Research Project: Using Genetics to Improve the Breeding and Health of Honey Bees

Location: Honey Bee Breeding, Genetics, and Physiology Research

Title: Parallel mechanisms of visual memory formation across distinct regions of the honey bee brain

item Avalos, Arian
item TRANIELLO, IAN - University Of Illinois
item PEREZ CLAUDIO, EDDIE - University Of Puerto Rico
item GIRAY, TUGRUL - University Of Puerto Rico

Submitted to: Journal of Experimental Biology
Publication Type: Peer Reviewed Journal
Publication Acceptance Date: 9/2/2021
Publication Date: 10/8/2021
Citation: Avalos, A., Traniello, I.M., Perez Claudio, E., Giray, T. 2021. Parallel mechanisms of visual memory formation across distinct regions of the honey bee brain. Journal of Experimental Biology. 224(19):jeb242292.

Interpretive Summary: Our understanding of how a memory is formed in honey bee brains is limited. In this study we used a negative reinforcement assay together with measures of the relative amounts of target genes to analyze how visual memory may be formed in the honey bee brain. For our analysis of gene expression we focused on three genes, two (CREB and CaMKii) which have been well studied as indicators of memory processes in the brain, and a novel gene (fen-1) involved in negatively-reinforced learning in other animals. Using this approach, we saw that memory process in the honey bee brain occur across different tissues and even involve parts of the brain, such as the optic lobes, previously thought to act only as signal reception centers.

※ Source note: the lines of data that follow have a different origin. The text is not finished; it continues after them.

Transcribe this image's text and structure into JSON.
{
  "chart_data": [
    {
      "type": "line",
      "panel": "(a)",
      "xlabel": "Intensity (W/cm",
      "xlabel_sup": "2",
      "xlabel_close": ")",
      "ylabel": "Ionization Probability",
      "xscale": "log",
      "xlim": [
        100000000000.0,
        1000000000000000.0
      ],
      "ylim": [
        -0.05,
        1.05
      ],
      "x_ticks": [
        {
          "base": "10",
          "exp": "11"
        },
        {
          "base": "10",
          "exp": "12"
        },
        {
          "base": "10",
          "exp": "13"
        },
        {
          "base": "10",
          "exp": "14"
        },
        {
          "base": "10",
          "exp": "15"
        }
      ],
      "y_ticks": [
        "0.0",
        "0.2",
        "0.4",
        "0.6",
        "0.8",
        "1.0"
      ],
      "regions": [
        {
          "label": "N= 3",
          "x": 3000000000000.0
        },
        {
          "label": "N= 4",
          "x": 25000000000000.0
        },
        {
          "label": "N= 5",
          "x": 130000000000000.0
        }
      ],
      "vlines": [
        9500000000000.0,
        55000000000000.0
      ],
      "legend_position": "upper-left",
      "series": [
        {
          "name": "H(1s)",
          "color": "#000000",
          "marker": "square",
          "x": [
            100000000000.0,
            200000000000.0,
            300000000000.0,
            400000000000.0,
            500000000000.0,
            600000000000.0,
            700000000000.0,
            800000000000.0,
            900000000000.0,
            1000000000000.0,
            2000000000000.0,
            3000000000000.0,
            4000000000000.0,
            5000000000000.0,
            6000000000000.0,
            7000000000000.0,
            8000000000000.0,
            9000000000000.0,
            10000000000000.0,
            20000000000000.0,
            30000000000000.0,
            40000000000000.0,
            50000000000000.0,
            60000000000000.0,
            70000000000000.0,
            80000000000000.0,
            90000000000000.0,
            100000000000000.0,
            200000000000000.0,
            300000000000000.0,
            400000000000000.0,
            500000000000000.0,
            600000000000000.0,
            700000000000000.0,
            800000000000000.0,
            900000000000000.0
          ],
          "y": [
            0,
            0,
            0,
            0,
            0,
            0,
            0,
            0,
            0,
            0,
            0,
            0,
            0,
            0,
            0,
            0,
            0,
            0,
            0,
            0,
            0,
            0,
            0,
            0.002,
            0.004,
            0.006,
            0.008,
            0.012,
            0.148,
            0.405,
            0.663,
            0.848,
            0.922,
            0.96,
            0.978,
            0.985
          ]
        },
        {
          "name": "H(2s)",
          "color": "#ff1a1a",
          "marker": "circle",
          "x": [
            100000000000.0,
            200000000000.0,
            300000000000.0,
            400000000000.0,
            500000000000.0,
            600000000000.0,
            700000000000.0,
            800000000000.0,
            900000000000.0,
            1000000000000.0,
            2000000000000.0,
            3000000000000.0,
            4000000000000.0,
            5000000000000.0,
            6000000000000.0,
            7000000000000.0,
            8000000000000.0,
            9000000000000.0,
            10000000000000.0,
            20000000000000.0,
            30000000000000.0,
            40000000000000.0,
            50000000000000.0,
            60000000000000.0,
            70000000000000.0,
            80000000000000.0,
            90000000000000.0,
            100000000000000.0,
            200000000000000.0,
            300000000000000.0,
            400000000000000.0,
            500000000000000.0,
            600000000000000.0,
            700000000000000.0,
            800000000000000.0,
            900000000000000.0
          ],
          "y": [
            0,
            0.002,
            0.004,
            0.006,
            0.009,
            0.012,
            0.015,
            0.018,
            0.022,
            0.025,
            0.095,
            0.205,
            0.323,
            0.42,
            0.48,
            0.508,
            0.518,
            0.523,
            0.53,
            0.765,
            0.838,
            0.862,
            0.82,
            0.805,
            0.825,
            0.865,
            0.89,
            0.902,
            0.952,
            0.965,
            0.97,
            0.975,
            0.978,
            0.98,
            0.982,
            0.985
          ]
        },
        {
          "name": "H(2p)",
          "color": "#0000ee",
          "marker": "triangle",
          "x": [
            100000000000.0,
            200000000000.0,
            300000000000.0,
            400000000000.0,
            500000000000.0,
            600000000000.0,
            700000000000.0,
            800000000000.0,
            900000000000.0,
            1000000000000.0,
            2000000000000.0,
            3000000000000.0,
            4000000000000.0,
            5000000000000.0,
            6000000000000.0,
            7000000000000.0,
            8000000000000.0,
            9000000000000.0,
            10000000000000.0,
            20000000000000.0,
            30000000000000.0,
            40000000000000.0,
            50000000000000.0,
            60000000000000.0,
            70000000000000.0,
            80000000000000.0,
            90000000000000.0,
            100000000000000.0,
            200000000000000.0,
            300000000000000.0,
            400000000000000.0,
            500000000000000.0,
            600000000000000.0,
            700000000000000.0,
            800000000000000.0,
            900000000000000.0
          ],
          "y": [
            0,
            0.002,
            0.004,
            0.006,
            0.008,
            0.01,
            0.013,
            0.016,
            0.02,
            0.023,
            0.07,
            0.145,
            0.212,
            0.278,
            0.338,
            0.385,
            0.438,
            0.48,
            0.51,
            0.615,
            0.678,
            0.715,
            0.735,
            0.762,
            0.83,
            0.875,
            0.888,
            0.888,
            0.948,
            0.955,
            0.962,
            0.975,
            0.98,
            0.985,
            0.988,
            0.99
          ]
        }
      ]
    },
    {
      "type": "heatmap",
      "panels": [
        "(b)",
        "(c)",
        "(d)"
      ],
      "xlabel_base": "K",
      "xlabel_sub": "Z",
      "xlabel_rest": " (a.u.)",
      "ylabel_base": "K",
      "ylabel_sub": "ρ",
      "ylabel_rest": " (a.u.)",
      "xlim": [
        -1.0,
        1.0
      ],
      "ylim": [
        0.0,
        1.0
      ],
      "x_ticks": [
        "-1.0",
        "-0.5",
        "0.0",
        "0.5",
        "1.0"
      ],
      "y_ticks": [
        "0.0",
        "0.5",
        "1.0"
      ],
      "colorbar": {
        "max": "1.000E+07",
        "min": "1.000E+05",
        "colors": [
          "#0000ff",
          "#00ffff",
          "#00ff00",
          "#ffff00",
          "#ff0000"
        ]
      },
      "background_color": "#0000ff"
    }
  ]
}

Technical Abstract: Visual learning is vital to the behavioral ecology of the Western honey bee (Apis mellifera). Honey bee workers forage for floral resources, a behavior that requires the learning and long-term memory of visual landmarks, but how these memories are mapped to the brain remains poorly understood. To address this gap in our understanding, we collected bees that successfully learned visual associations in a conditioned aversion paradigm and compared gene expression correlates of memory formation in the mushroom bodies, a higher-order sensory integration center classically thought to contribute to learning, as well as the optic lobes, the primary visual neuropil responsible for sensory transduction of visual information. We quantitated expression of CREB and CaMKii, two classical genetic markers of learning and fen-1, a gene specifically associated with punishment learning in vertebrates. As expected, we report substantial involvement of the mushroom bodies for all three markers but additionally demonstrate an unexpected involvement of the optic lobes across a similar time course. Our findings imply the molecular involvement of a sensory neuropil during visual associative learning parallel to a higher-order brain region, furthering our understanding of how a tiny brain processes environmental signals.